A federal appeals court ruled last week that federal anti-discrimination law extends protections to gay and lesbian workers in cases where they claim discrimination based on both their sexual orientation and gender.
The ruling further divides federal courts on the topic of whether Title VII of the Civil Rights Act of 1964 — which “prohibits employment discrimination based on race, color, religion, sex and national origin” — covers discrimination based on sexual orientation and gender identity.
LORI FRANCHINA V. CITY OF PROVIDENCE
Last Thursday, the U.S. Court of Appeals for the 1st Circuit upheld an $800,000 jury award, plus attorney fees, for Lori Franchina, a former firefighter in Providence, Rhode Island, who said she experienced persistent harassment and abuse from male colleagues because she is both a woman and a lesbian. Franchina initially sued in federal court in 2012, alleging she developed severe post-traumatic stress because of the constant mistreatment.

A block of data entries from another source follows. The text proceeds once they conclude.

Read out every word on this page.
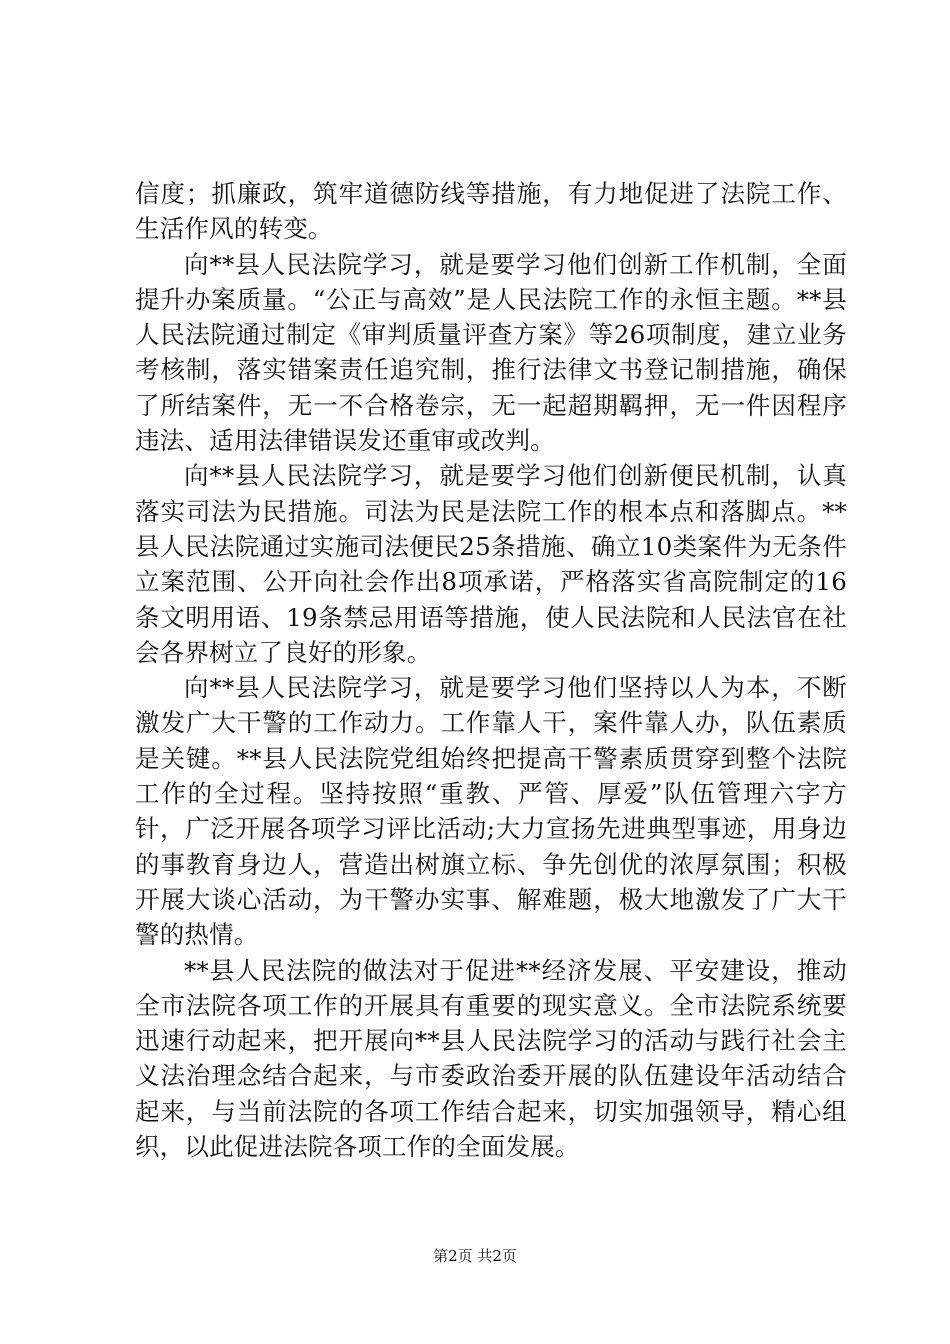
信度；抓廉政，筑牢道德防线等措施，有力地促进了法院工作、生活作风的转变。

向**县人民法院学习，就是要学习他们创新工作机制，全面提升办案质量。“公正与高效”是人民法院工作的永恒主题。**县人民法院通过制定《审判质量评查方案》等26项制度，建立业务考核制，落实错案责任追究制，推行法律文书登记制措施，确保了所结案件，无一不合格卷宗，无一起超期羁押，无一件因程序违法、适用法律错误发还重审或改判。

向**县人民法院学习，就是要学习他们创新便民机制，认真落实司法为民措施。司法为民是法院工作的根本点和落脚点。**县人民法院通过实施司法便民25条措施、确立10类案件为无条件立案范围、公开向社会作出8项承诺，严格落实省高院制定的16条文明用语、19条禁忌用语等措施，使人民法院和人民法官在社会各界树立了良好的形象。

向**县人民法院学习，就是要学习他们坚持以人为本，不断激发广大干警的工作动力。工作靠人干，案件靠人办，队伍素质是关键。**县人民法院党组始终把提高干警素质贯穿到整个法院工作的全过程。坚持按照“重教、严管、厚爱”队伍管理六字方针，广泛开展各项学习评比活动;大力宣扬先进典型事迹，用身边的事教育身边人，营造出树旗立标、争先创优的浓厚氛围；积极开展大谈心活动，为干警办实事、解难题，极大地激发了广大干警的热情。

**县人民法院的做法对于促进**经济发展、平安建设，推动全市法院各项工作的开展具有重要的现实意义。全市法院系统要迅速行动起来，把开展向**县人民法院学习的活动与践行社会主义法治理念结合起来，与市委政治委开展的队伍建设年活动结合起来，与当前法院的各项工作结合起来，切实加强领导，精心组织，以此促进法院各项工作的全面发展。

第2页 共2页
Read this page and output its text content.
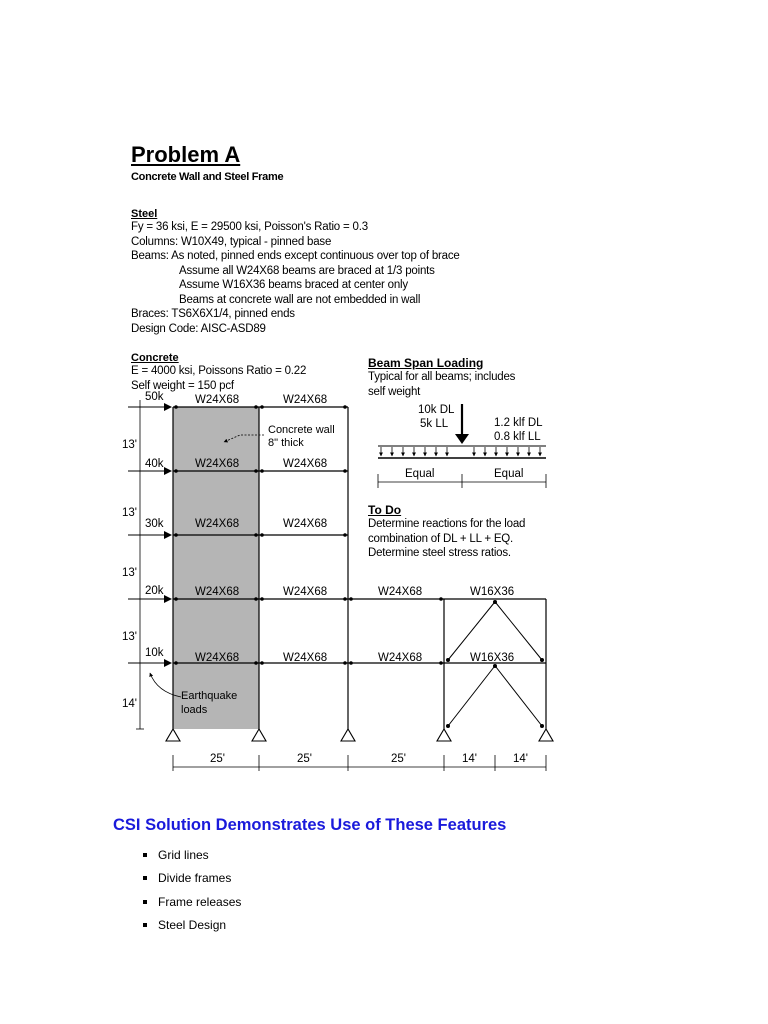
Problem A
Concrete Wall and Steel Frame
Steel
Fy = 36 ksi, E = 29500 ksi, Poisson's Ratio = 0.3
Columns: W10X49, typical - pinned base
Beams: As noted, pinned ends except continuous over top of brace
Assume all W24X68 beams are braced at 1/3 points
Assume W16X36 beams braced at center only
Beams at concrete wall are not embedded in wall
Braces: TS6X6X1/4, pinned ends
Design Code: AISC-ASD89
Concrete
E = 4000 ksi, Poissons Ratio = 0.22
Self weight = 150 pcf
Beam Span Loading
Typical for all beams; includes
self weight
To Do
Determine reactions for the load
combination of DL + LL + EQ.
Determine steel stress ratios.
50k
40k
30k
20k
10k
13'
13'
13'
13'
14'
W24X68	W24X68
W24X68	W24X68
W24X68	W24X68
W24X68	W24X68	W24X68	W16X36
W24X68	W24X68	W24X68	W16X36
Concrete wall
8" thick
Earthquake
loads
25'	25'	25'	14'	14'
10k DL
5k LL	1.2 klf DL
0.8 klf LL
Equal	Equal
CSI Solution Demonstrates Use of These Features
Grid lines
Divide frames
Frame releases
Steel Design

“The abuse Lori Franchina suffered at the hands of the Providence Fire Department is nothing short of abhorrent,” Judge Ojetta Rogeriee Thompson wrote for the majority. “As this case demonstrates, employers should be cautioned that turning a blind eye to blatant discrimination does not generally fare well under anti-discrimination laws like Title VII.”
The ruling recounts a relentless pattern of verbal and physical harassment by co-workers and retaliation after Franchina filed complaints. Franchina claimed the mistreatment began in 2006 following her promotion to lieutenant.
“Sticks and stones may break some bones, but harassment can hurt forever,” Thompson’s ruling stated. Franchina “was also spit on, shoved, and — in one particularly horrifying incident — had the blood and brain matter of a suicide-attempt victim flung at her by a member of her own team,” the judge said.
A spokesperson for the city of Providence said Thursday’s ruling won’t be appealed and asserted the city remains committed to maintaining a workplace that’s free from harassment and discrimination.
The court’s decision, which took into account the harassment Franchina faced because of her sexual orientation and gender, referred to her claim as a “sex-plus claim.”
“In short, ‘sex-plus claims’ are a flavor of gender discrimination claims where ‘an employer classifies employees on the basis of sex plus another characteristic,’” the ruling stated.
Anthony Kreis, a professor at Chicago-Kent College of Law, explained that the court’s decision means “sexual orientation can add on to a sex-discrimination claim.”
For example, women who are mothers may be subject to discrimination on the basis of their sex, but also because an employer has prejudiced beliefs about the ability of mothers to perform their job. In this example, the “plus” would be motherhood, and in the case of Franchina, the “plus” would be sexual orientation.
In a section of the ruling titled "What’s Required to Prove a Sex-Plus Claim Under Title VII," the judge asserted that Title VII “bars discrimination when sex is ‘a motivating factor,' not 'the motivating factor.'" She then went on to explain that under Title VII, a plaintiff who is a sub-class of a protected class can win a favorable verdict "even when not all members of a disfavored class are discriminated against."
TITLE VII: AN UNSETTLED ISSUE
The extent to which Title VII should be read to encompass sexual orientation and gender identity is an unsettled issue, and last week’s ruling in favor of Franchina further divides federal courts on the topic.
In April 2017, the U.S. Court of Appeals for the 7th Circuit, in a landmark ruling, Hively v. Ivy Tech Community College, found that Indiana educator Kimberly Hively had been fired due to her sexual orientation and was protected by Title VII.
By contrast, however, the 11th Circuit, in Evans v. Georgia Regional Hospital, declined to reconsider the case of Jameka Evans, a Georgia security guard who alleged employment discrimination on the basis of her sexuality and gender-nonconformity. The Supreme Court also declined to take up Evans’ case this session.
The 2nd Circuit is currently considering a similar case, one involving a New York skydiving instructor who claimed he was fired for being gay. In July, the Justice Department filed a brief in the case, Zarda v. Altitude Express, which argued Title VII does not cover sexual orientation, putting the department at odds with the Equal Employment Opportunity Commission. The DOJ then released a memo in October stating Title VII also does not cover gender-identity claims.
Kreis said last week’s ruling by the 1st Circuit “does not stand in direct contrast to the DOJ’s position, but certainly does undermine what the DOJ has been arguing.”
The 1st Circuit “really cracked the door open” to understanding “sexual-orientation discrimination as a form of sex discrimination,” Kreis added.